Back Support to strengthening risk-based audit capacities of Tunisian public auditors against corruption

Support to strengthening risk-based audit capacities of Tunisian public auditors against corruption

A two‑day seminar convened 30 public auditors from the Tunisian General Financial Control with the aim at enhancing institutional capacity for preventing, detecting, and addressing corruption through the practical application of risk‑based auditing methodology. The programme combined Council of Europe’s expert-led presentations, practical case studies, and interactive exercises. Participants explored the application of risk mapping, impact and probability scoring, data‑driven risk assessment, and risk‑based audit planning. The sessions translated these concepts into concrete audit procedures and reporting practices aligned with international standards and practices.

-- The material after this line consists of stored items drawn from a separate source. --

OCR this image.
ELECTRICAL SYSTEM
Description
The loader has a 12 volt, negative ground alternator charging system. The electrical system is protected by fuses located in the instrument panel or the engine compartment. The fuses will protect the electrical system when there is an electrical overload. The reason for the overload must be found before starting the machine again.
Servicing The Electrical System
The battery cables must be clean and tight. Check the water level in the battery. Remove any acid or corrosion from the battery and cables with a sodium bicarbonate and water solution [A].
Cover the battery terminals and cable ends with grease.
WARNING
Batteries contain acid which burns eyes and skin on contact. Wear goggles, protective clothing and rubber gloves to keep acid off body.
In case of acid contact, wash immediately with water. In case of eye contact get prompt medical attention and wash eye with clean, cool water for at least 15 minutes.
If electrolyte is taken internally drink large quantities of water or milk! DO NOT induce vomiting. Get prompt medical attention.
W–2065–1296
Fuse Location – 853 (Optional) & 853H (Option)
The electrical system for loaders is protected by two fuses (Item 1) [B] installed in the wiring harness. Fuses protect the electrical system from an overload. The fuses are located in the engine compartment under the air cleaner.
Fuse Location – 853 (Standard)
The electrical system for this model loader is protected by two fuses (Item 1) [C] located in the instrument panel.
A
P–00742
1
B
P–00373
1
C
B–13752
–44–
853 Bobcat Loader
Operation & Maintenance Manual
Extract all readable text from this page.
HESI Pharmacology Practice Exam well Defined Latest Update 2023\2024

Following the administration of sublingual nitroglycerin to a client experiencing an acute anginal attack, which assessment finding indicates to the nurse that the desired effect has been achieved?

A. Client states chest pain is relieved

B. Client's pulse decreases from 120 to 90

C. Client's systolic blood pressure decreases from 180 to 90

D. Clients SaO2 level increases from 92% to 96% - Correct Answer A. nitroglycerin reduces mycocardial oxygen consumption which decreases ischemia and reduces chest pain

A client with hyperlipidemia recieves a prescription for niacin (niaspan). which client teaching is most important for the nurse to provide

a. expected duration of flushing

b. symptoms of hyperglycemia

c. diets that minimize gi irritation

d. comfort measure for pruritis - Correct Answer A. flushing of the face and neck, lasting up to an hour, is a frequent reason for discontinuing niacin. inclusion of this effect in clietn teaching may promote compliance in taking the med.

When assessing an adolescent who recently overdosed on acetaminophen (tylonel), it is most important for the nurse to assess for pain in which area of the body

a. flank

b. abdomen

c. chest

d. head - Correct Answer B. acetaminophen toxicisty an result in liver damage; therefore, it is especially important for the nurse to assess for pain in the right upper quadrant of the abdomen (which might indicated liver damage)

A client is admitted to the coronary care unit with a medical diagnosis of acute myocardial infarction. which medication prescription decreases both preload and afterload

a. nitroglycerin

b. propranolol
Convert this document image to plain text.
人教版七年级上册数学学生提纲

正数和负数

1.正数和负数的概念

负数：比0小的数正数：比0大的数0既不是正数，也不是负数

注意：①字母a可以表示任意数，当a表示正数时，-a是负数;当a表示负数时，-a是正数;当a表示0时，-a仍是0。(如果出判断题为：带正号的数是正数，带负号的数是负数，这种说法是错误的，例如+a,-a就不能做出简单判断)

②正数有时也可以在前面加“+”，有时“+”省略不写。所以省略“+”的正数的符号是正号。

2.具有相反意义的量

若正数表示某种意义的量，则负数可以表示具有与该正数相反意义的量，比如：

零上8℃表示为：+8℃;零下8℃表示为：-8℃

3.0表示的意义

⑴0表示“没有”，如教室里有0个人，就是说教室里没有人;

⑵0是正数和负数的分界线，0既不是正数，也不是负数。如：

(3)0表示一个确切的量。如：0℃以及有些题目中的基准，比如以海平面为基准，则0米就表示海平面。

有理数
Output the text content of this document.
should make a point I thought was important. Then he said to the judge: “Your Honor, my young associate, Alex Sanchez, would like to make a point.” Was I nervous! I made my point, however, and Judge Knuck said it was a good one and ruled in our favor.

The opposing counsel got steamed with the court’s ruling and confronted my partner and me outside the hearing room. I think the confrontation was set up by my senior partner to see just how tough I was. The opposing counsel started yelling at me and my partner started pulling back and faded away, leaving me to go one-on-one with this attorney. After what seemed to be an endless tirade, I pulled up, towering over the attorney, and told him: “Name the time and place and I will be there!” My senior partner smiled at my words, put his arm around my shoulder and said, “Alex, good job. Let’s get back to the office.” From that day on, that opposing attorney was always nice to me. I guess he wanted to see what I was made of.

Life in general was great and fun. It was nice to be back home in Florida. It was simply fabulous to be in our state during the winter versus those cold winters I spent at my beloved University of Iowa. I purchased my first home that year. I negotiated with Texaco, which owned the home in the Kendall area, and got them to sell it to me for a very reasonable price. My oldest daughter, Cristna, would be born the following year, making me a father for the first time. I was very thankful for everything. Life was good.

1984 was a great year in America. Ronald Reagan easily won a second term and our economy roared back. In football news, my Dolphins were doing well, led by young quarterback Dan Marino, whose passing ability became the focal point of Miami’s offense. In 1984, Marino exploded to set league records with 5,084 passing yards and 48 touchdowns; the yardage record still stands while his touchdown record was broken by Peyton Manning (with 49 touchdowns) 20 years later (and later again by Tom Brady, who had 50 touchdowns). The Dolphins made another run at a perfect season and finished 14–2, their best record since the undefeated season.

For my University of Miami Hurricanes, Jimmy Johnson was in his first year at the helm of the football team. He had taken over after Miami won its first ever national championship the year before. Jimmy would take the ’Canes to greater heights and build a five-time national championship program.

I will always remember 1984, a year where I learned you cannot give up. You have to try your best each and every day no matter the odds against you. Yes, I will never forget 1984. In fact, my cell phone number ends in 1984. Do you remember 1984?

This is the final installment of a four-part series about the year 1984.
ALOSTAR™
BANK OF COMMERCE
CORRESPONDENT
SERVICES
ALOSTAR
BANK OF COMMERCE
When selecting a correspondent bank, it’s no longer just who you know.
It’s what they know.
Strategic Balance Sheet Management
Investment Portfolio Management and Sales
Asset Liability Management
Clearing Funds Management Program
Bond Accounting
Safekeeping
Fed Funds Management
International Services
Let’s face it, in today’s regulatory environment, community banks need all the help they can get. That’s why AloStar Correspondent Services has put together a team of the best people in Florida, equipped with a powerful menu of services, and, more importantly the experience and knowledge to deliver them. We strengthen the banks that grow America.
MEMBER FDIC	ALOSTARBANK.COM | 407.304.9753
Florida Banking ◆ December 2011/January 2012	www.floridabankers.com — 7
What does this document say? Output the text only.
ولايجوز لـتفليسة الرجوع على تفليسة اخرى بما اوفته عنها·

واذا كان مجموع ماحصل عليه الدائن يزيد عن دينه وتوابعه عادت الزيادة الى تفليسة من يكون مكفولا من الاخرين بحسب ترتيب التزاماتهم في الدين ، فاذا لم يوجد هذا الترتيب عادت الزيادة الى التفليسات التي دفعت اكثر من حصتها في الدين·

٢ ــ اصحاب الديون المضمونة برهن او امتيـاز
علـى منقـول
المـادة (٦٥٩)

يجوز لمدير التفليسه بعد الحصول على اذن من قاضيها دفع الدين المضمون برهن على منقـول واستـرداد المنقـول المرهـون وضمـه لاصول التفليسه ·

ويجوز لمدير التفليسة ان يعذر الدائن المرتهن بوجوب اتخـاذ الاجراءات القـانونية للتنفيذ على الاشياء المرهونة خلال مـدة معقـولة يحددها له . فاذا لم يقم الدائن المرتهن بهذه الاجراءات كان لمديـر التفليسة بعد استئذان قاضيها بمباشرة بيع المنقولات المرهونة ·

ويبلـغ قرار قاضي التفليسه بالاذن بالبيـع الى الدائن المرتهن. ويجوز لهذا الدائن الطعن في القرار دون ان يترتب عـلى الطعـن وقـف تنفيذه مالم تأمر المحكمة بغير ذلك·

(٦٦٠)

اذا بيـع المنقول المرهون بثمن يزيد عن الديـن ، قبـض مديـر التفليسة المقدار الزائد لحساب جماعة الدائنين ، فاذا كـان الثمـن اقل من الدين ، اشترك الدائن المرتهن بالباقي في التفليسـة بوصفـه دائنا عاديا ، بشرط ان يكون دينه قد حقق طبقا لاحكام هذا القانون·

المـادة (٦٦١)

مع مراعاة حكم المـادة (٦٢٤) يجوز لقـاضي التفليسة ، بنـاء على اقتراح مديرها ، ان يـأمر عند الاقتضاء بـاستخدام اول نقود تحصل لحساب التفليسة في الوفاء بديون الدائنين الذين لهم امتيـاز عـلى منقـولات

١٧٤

Auditing in public institutions is acknowledged as a critical tool in supporting the prevention and fight against corruption. The seminar focused on how corruption risks materialise across various public sector processes, providing auditors with frameworks to identify, assess, and prioritise areas where breaches of integrity are most probable and consequential. Council of Europe experts explained and exchanged with participants on corruption typologies, stakeholder contributions to risk identification, quantitative and qualitative scoring methods, and the development of risk‑based audit plans. Practical exercises enabled participants to apply these tools to concrete audit scenarios, in line with strategic, operational and compliance objectives.

Key messages of the event included the importance of adopting a risk‑based approach to optimise limited audit resources, targeting attention on higher-risk areas to maximise impact. Moving away from broad, checklist-based reviews towards targeted and data-informed procedures is expected to yield stronger evidence and more actionable recommendations. Participants exchanged views on challenges such as establishing clear scoring criteria, ensuring robust governance frameworks, securing stakeholder engagement, and linking risk assessments to effective corrective actions and enforcement measures.

Furthermore, the seminar provided an important platform for the General Financial Control to present ongoing work to embed risk‑based approaches into its audit practice, such as the drafting of a risk‑based audit guide, and the auditing donor‑funded and other high‑risk projects.

This activity was organised within the framework of the Council of Europe’s Neighbourhood Partnership with Tunisia 2022–2025 by the joint European Union and Council of Europe project on Improving Economic Governance for Anti-Corruption in Tunisia (AGELA), co-financed by both organisations and implemented by the Council of Europe.